A couple of women admire the workmanship on the maybe Heribert Shrine.

*I'm now guessing that this shrine once formed part of the nearby altarpiece.  The Cathedral website says that the altarpiece has been greatly reduced and modified over time, but once contained a compartment for a shrine.  Maybe this was that shrine.

** It is the shrine to Saint Agilolfus.  Gerrit did what I should have done before posting this little identification problem; he took a close look at my photo of the end of the shrine above, and sure enough, there are the words OSSA S. AGILOLFIAM... inscribed on the base of the shrine.




EXTRA:

I end with a little footnote, a painting that is not in Cologne, but is now in Munich and was painted by a Fleming.  It was made for a church in Cologne, and maybe shows some inspiration from Stefan Lochner.
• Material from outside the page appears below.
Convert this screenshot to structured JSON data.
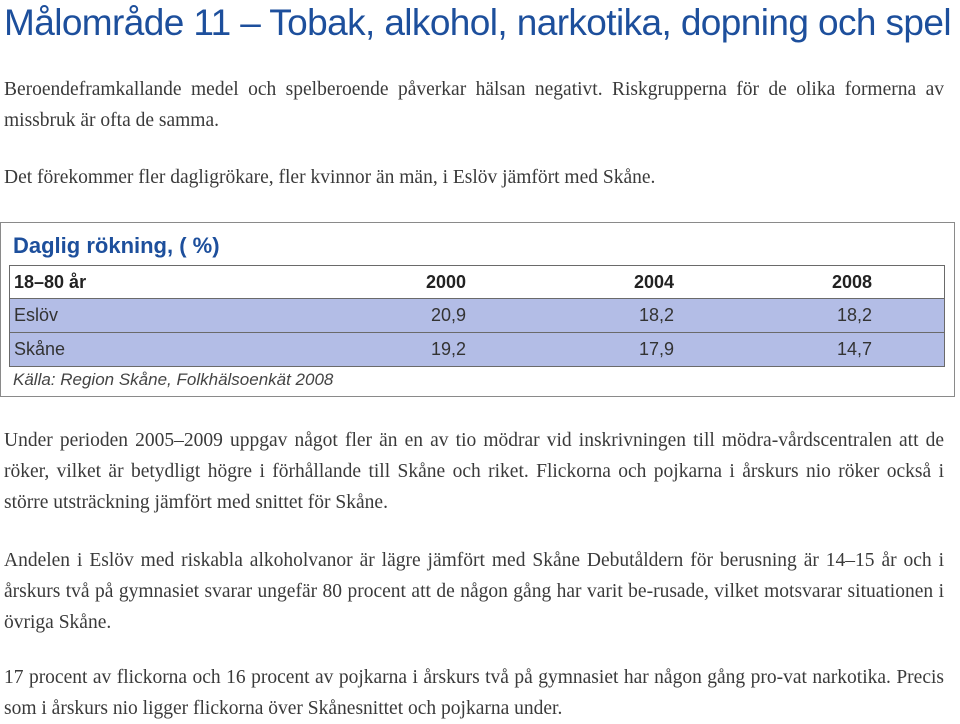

My picture of visitors to the Alte Pinakothek in Munich gazing at my favorite painting by Rogier Van Der Weyden, the Columba Altarpiece made sometime around 1460 for the church of Saint Columba in Cologne.
I traveled to Munich on a day-trip from Nuremberg.  I was in that city for an afternoon.


The painting shows the Visit of the Magi in the center panel (appropriate for an altarpiece for a Cologne church), the Annunciation in the left panel, and the Presentation in the Temple on the right panel.  The colors really are that rich and that bright.
The composition here is far more complex and subtle than anything Stefan Lochner painted.  And yet in the Virgin and Child almost but not quite in the center, and the pyramidal group she forms with the kneeling Gaspar, there may be some slight nod here in the direction of Lochner's Dombild.



Picture from Wikimedia











A detail from the center panel.  This Virgin and Child by Rogier gets my vote for the most beautiful of all Flemish Madonnas.  She is noble without being haughty.  She is serious and yet graceful, warm, and approachable.  Apparently other artists of the time thought so too because you can see echoes of her in most subsequent Flemish painting, in the work of Dirk Bouts, of Hans Memling, and of Gerard David.
I also love the thoughtful looking cow behind her.
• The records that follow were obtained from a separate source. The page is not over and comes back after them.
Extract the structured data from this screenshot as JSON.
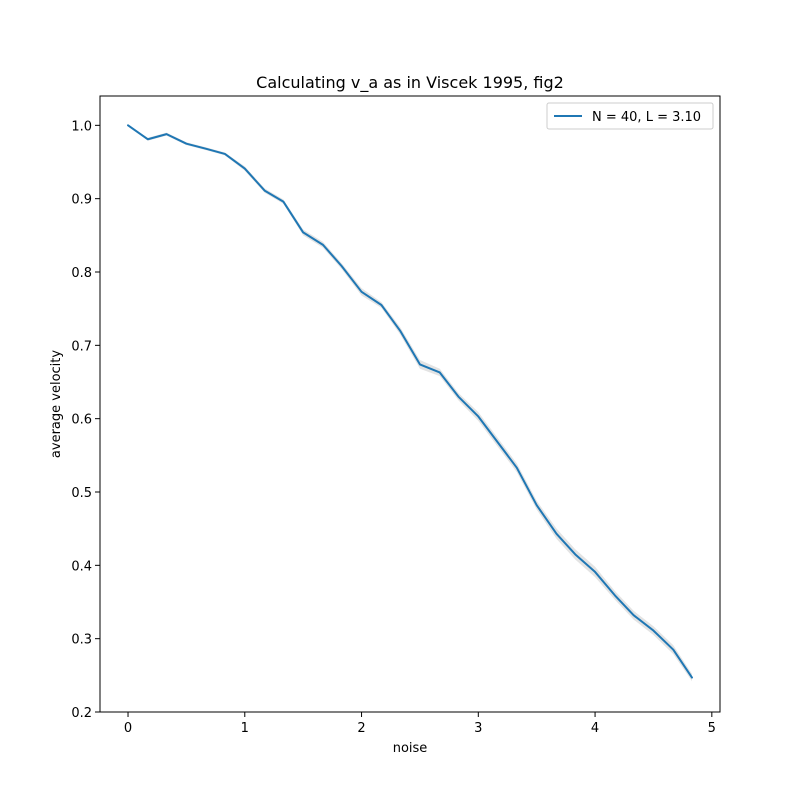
{
  "chart_data": {
    "type": "line",
    "title": "Calculating v_a as in Viscek 1995, fig2",
    "xlabel": "noise",
    "ylabel": "average velocity",
    "xlim": [
      -0.24,
      5.07
    ],
    "ylim": [
      0.2,
      1.04
    ],
    "xticks": [
      0,
      1,
      2,
      3,
      4,
      5
    ],
    "xtick_labels": [
      "0",
      "1",
      "2",
      "3",
      "4",
      "5"
    ],
    "yticks": [
      0.2,
      0.3,
      0.4,
      0.5,
      0.6,
      0.7,
      0.8,
      0.9,
      1.0
    ],
    "ytick_labels": [
      "0.2",
      "0.3",
      "0.4",
      "0.5",
      "0.6",
      "0.7",
      "0.8",
      "0.9",
      "1.0"
    ],
    "grid": false,
    "legend_position": "top-right",
    "series": [
      {
        "name": "N = 40, L = 3.10",
        "color": "#1f77b4",
        "band_color": "#b0b0b0",
        "x": [
          0,
          0.17,
          0.33,
          0.5,
          0.67,
          0.83,
          1.0,
          1.17,
          1.33,
          1.5,
          1.67,
          1.83,
          2.0,
          2.17,
          2.33,
          2.5,
          2.67,
          2.83,
          3.0,
          3.17,
          3.33,
          3.5,
          3.67,
          3.83,
          4.0,
          4.17,
          4.33,
          4.5,
          4.67,
          4.83
        ],
        "y": [
          1.0,
          0.981,
          0.988,
          0.975,
          0.968,
          0.961,
          0.941,
          0.911,
          0.896,
          0.854,
          0.837,
          0.808,
          0.773,
          0.755,
          0.72,
          0.674,
          0.663,
          0.63,
          0.603,
          0.567,
          0.533,
          0.482,
          0.443,
          0.415,
          0.391,
          0.359,
          0.332,
          0.311,
          0.285,
          0.247
        ],
        "ci": [
          0.0,
          0.002,
          0.002,
          0.002,
          0.002,
          0.002,
          0.003,
          0.003,
          0.003,
          0.004,
          0.004,
          0.004,
          0.005,
          0.004,
          0.005,
          0.006,
          0.005,
          0.005,
          0.006,
          0.006,
          0.006,
          0.006,
          0.007,
          0.007,
          0.007,
          0.006,
          0.006,
          0.006,
          0.006,
          0.005
        ]
      }
    ]
  }
}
This is one of the few Renaissance paintings where the Christ Child is actually appealing.  He is the best example of the Flemish taste for frail newborns over the fat muscular one-year-olds favored by Italian artists.  The Baby's fingers and toes are wonderful.




This magnificent and noble figure I presume is Balthazar, traditionally the youngest of the Three Kings.  Showing the saint with a young man's mop of unkempt hair in contrast to his magnificent clothes is a real stroke of imagination.  Legend says that Rogier used the likeness of the young Duke of Burgundy, Charles the Bold.




Another stroke of imagination; showing the Star partially hidden behind the Stable as though it is very bright and high in the sky.



The 15th century Flemish countryside in the background.  Renaissance artists rarely cared about literal history.  What mattered was the importance of the story in the here and now.
Another striking anachronism is the small Crucifix above the Virgin's head.  Rogier was much more interested in human beings and how they revealed meaning through character and action than he was in symbolism.  When he does use symbols, they can sometimes be heavy handed.


My vote for the most beautiful Virgin Annunciate in all of Northern Renaissance art.


EXTRA:

Each and every bell of Cologne Cathedral:











Goodbye to Cologne; the view from the train as we head out to Münster.